Habiendo mencionado de esta forma lo que les debo a aquellos que me han ayudado y aprobado, dirijo mi mirada a otro grupo; un grupo pequeño, por lo que sé, pero no por eso debo descuidarlo. Me refiero a unos cuantos timoratos o criticones que desconfían de tales libros como Jane Eyre, a cuyos ojos, todo lo que se sale de lo común está mal; y cuyos oídos detectan, en todas las protestas contra la intolerancia —padre de todo delito—, una ofensa contra la piedad, regente de Dios sobre la tierra. A estos recelosos, quisiera proponer algunas distinciones evidentes, y recordarles ciertas verdades básicas.

El convencionalismo no es la moralidad. La santurronería no es la religión. Atacar aquella no es defender esta. Quitarle al fariseo su careta no significa alzar la mano contra la Corona de Espinas.

Estos asuntos y hechos son diametralmente opuestos; son tan diferentes como lo son el vicio y la virtud. Los hombres los confunden con demasiada frecuencia; no deberían hacerlo; las apariencias no deben confundirse con la verdad; las rígidas doctrinas humanas, que tienden a alborozar y regocijar a solo unos pocos, no deberían sustituir el credo redentor de Cristo. Existe —repito— una diferencia; y es una acción buena, no mala, marcar fuerte y claramente la línea divisoria entre ambos.

Puede que al mundo no le agrade ver separadas estas ideas, pues siempre ha acostumbrado a mezclarlas, prefiriendo que los signos externos se hagan pasar por el valor intrínseco, y dejar que los muros blanqueados se tomen por pulcros santuarios. Puede que odie a los que se atreven a examinar y desenmascarar —a levantar el oropel para descubrir el vil metal— a penetrar el sepulcro y mostrar los restos mortales; pero, por mucho que quiera odiarlos, está en deuda con ellos.
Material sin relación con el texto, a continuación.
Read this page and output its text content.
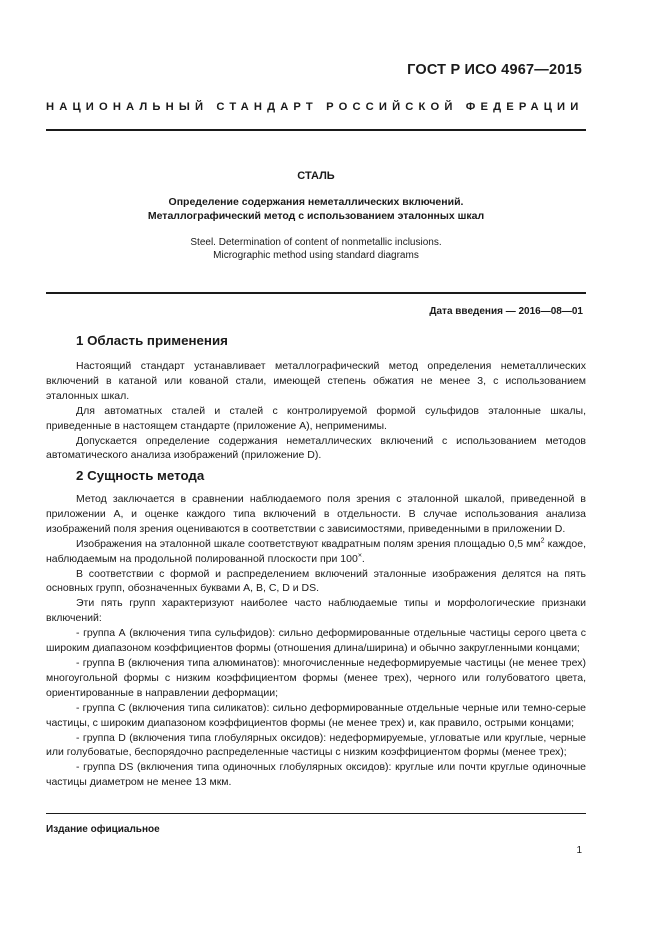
ГОСТ Р ИСО 4967—2015
НАЦИОНАЛЬНЫЙ СТАНДАРТ РОССИЙСКОЙ ФЕДЕРАЦИИ
СТАЛЬ
Определение содержания неметаллических включений.
Металлографический метод с использованием эталонных шкал
Steel. Determination of content of nonmetallic inclusions.
Micrographic method using standard diagrams
Дата введения — 2016—08—01
1 Область применения

Настоящий стандарт устанавливает металлографический метод определения неметаллических включений в катаной или кованой стали, имеющей степень обжатия не менее 3, с использованием эталонных шкал.

Для автоматных сталей и сталей с контролируемой формой сульфидов эталонные шкалы, приведенные в настоящем стандарте (приложение А), неприменимы.

Допускается определение содержания неметаллических включений с использованием методов автоматического анализа изображений (приложение D).

2 Сущность метода

Метод заключается в сравнении наблюдаемого поля зрения с эталонной шкалой, приведенной в приложении А, и оценке каждого типа включений в отдельности. В случае использования анализа изображений поля зрения оцениваются в соответствии с зависимостями, приведенными в приложении D.

Изображения на эталонной шкале соответствуют квадратным полям зрения площадью 0,5 $мм^2$ каждое, наблюдаемым на продольной полированной плоскости при 100×.

В соответствии с формой и распределением включений эталонные изображения делятся на пять основных групп, обозначенных буквами А, В, С, D и DS.

Эти пять групп характеризуют наиболее часто наблюдаемые типы и морфологические признаки включений:

- группа А (включения типа сульфидов): сильно деформированные отдельные частицы серого цвета с широким диапазоном коэффициентов формы (отношения длина/ширина) и обычно закругленными концами;

- группа В (включения типа алюминатов): многочисленные недеформируемые частицы (не менее трех) многоугольной формы с низким коэффициентом формы (менее трех), черного или голубоватого цвета, ориентированные в направлении деформации;

- группа С (включения типа силикатов): сильно деформированные отдельные черные или темно-серые частицы, с широким диапазоном коэффициентов формы (не менее трех) и, как правило, острыми концами;

- группа D (включения типа глобулярных оксидов): недеформируемые, угловатые или круглые, черные или голубоватые, беспорядочно распределенные частицы с низким коэффициентом формы (менее трех);

- группа DS (включения типа одиночных глобулярных оксидов): круглые или почти круглые одиночные частицы диаметром не менее 13 мкм.

Издание официальное
1
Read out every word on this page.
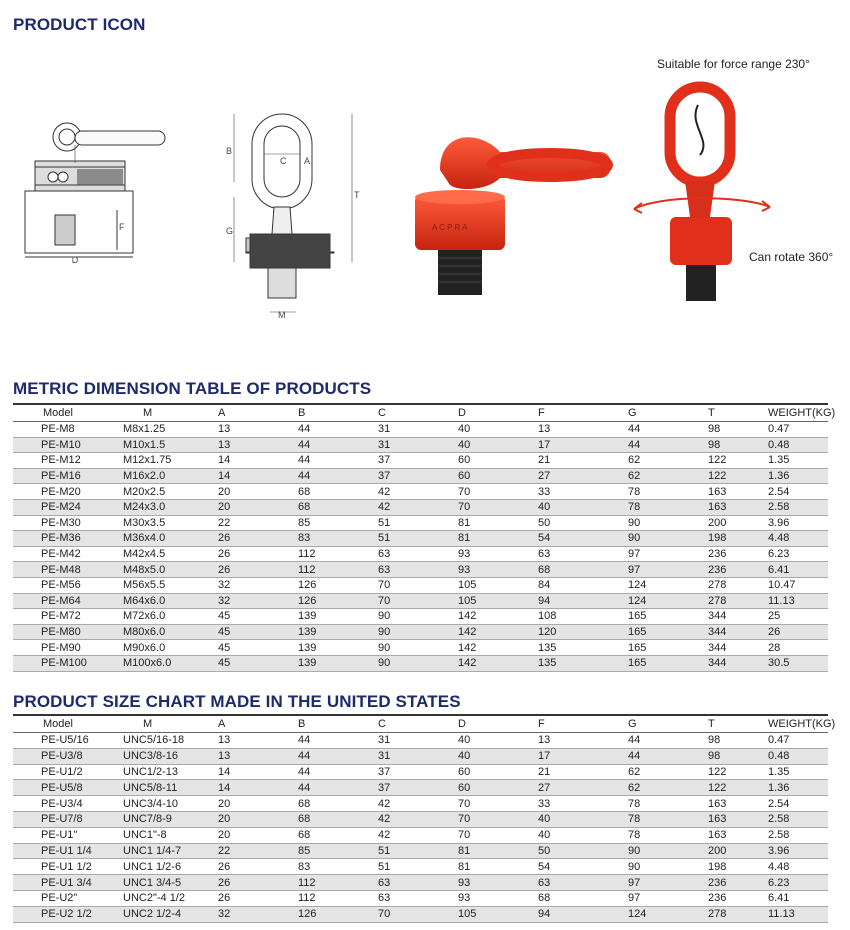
PRODUCT ICON
METRIC DIMENSION TABLE OF PRODUCTS
PRODUCT SIZE CHART MADE IN THE UNITED STATES
D
F
B
C A
G
T
M
A C P R A
Suitable for force range 230°
Can rotate 360°
Model	M	A	B	C	D	F	G	T	WEIGHT(KG)
PE-M8	M8x1.25	13	44	31	40	13	44	98	0.47
PE-M10	M10x1.5	13	44	31	40	17	44	98	0.48
PE-M12	M12x1.75	14	44	37	60	21	62	122	1.35
PE-M16	M16x2.0	14	44	37	60	27	62	122	1.36
PE-M20	M20x2.5	20	68	42	70	33	78	163	2.54
PE-M24	M24x3.0	20	68	42	70	40	78	163	2.58
PE-M30	M30x3.5	22	85	51	81	50	90	200	3.96
PE-M36	M36x4.0	26	83	51	81	54	90	198	4.48
PE-M42	M42x4.5	26	112	63	93	63	97	236	6.23
PE-M48	M48x5.0	26	112	63	93	68	97	236	6.41
PE-M56	M56x5.5	32	126	70	105	84	124	278	10.47
PE-M64	M64x6.0	32	126	70	105	94	124	278	11.13
PE-M72	M72x6.0	45	139	90	142	108	165	344	25
PE-M80	M80x6.0	45	139	90	142	120	165	344	26
PE-M90	M90x6.0	45	139	90	142	135	165	344	28
PE-M100	M100x6.0	45	139	90	142	135	165	344	30.5
Model	M	A	B	C	D	F	G	T	WEIGHT(KG)
PE-U5/16	UNC5/16-18	13	44	31	40	13	44	98	0.47
PE-U3/8	UNC3/8-16	13	44	31	40	17	44	98	0.48
PE-U1/2	UNC1/2-13	14	44	37	60	21	62	122	1.35
PE-U5/8	UNC5/8-11	14	44	37	60	27	62	122	1.36
PE-U3/4	UNC3/4-10	20	68	42	70	33	78	163	2.54
PE-U7/8	UNC7/8-9	20	68	42	70	40	78	163	2.58
PE-U1"	UNC1"-8	20	68	42	70	40	78	163	2.58
PE-U1 1/4	UNC1 1/4-7	22	85	51	81	50	90	200	3.96
PE-U1 1/2	UNC1 1/2-6	26	83	51	81	54	90	198	4.48
PE-U1 3/4	UNC1 3/4-5	26	112	63	93	63	97	236	6.23
PE-U2"	UNC2"-4 1/2	26	112	63	93	68	97	236	6.41
PE-U2 1/2	UNC2 1/2-4	32	126	70	105	94	124	278	11.13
A Ajab no le agradaba Miqueas, porque no le vaticinaba nunca nada bueno, sino solo malo: probablemente le gustase más el hijo adulador de Quenana. Sin embargo, Ajab hubiera podido librarse de una muerte cruenta si hubiera hecho oídos sordos a la adulación para escuchar buenos consejos.

Existe hoy día un hombre cuyas palabras no las plasma para deleitar oídos delicados, quien, a mi modo de ver, se presenta ante los grandes de la sociedad como se presentó antaño el hijo de Jimla ante los reyes de Judá e Israel, y dice una verdad tan profunda como aquel con una fuerza igualmente profética y vital y un porte tan intrépido y osado como el suyo. ¿Es admirado en los lugares importantes el autor satírico de La Feria de las Vanidades? No lo sé; pero pienso que si algunos de aquellos a los que arroja el fuego griego de su mordacidad y a los que muestra el hierro candente de su denuncia hicieran caso de sus advertencias, quizás ellos o su progenie se librasen de un Ramot Galad fatal.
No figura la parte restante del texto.